Why are we interested in bamboo? Because it is widely held to be one of the most important sustainable materials in the world.
Bamboo has uses in design, construction, green innovation, farming and carbon capture. Because it is a grass and not a tree, it grows to full height and steel-comparable strength in 4 years, rather than 44 as a tree might. Even as new canes are harvested, they will immediately regrow, allowing for repeat annual harvesting. Bamboo acts an exceptional carbon sink, capturing and storing carbon in its roots.
Bamboo, also known as ‘green gold’ and ‘21st century steel’, has the potential to significantly contribute to:
- decarbonisation in the construction industry, through engineered bamboo building and interiors
- sustainable farming and carbon capture
- detoxification of brownfield sites
- innovation in green business and sustainable design
Imagine Bamboo explores two key questions:
1. If bamboo is such an important sustainable material for the planet, what does that mean for us in the UK, where it doesn’t grow natively?
2. What can we image, design and make with the kind of bamboo that either does or could grow here?
To answer these questions, Imagineer and artistic director Orit Azaz have brought together bamboo specialists from bamboo-growing countries across the world, as well as artists, architects, engineers, academics, designers, growers, sustainability specialists, green entrepreneurs, environmental activists, representatives of the construction industry and community groups.

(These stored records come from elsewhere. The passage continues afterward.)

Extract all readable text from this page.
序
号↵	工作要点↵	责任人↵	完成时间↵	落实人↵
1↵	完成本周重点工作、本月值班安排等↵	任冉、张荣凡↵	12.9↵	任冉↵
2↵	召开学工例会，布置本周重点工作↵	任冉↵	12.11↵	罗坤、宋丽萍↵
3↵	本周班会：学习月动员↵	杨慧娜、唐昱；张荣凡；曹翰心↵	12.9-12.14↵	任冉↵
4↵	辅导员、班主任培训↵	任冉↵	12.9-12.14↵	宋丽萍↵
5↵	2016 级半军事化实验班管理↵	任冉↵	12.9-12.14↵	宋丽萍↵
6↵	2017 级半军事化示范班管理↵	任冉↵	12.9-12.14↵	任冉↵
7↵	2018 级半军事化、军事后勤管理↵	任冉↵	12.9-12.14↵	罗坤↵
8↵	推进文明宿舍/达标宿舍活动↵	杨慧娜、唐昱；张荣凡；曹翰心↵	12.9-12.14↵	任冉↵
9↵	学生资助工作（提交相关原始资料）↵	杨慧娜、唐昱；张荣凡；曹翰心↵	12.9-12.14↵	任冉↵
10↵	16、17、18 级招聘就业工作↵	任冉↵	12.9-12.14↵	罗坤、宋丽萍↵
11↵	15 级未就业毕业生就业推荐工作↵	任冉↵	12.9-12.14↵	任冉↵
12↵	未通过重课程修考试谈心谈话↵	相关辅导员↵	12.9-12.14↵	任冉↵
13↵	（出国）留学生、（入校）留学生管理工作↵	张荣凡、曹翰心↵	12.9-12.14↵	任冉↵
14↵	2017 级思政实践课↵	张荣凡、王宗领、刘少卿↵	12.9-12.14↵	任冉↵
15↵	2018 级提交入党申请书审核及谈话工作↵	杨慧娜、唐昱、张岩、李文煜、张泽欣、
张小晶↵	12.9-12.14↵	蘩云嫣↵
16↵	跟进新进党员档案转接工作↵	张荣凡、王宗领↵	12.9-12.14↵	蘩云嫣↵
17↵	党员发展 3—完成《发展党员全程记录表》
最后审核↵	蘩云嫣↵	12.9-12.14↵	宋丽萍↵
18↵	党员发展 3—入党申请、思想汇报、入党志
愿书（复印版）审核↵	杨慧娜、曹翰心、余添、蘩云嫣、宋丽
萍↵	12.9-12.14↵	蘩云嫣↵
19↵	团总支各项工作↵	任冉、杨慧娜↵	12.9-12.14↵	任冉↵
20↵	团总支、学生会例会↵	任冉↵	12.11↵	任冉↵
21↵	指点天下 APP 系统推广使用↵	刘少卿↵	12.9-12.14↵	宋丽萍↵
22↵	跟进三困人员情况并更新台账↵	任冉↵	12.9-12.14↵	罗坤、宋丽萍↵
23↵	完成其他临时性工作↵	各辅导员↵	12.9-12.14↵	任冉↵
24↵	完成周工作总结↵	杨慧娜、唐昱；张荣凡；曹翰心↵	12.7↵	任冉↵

Together, we are experimenting with UK-grown borinda bamboo, a clump-forming variety that copes well with the British climate. Officially named Fargesia papyrifera, this type of bamboo originates from mountainous Tibet and was originally brought to the UK by a plant hunter working for University of Liverpool.
Imagine Bamboo recognises that innovative solutions to the pressing global challenges we face require collaboration between diverse perspectives and experiences.
As individuals, groups and organisations are empowered to make wiser choices about the materials we use, ultimately we will make the transition to a more sustainable and equitable future.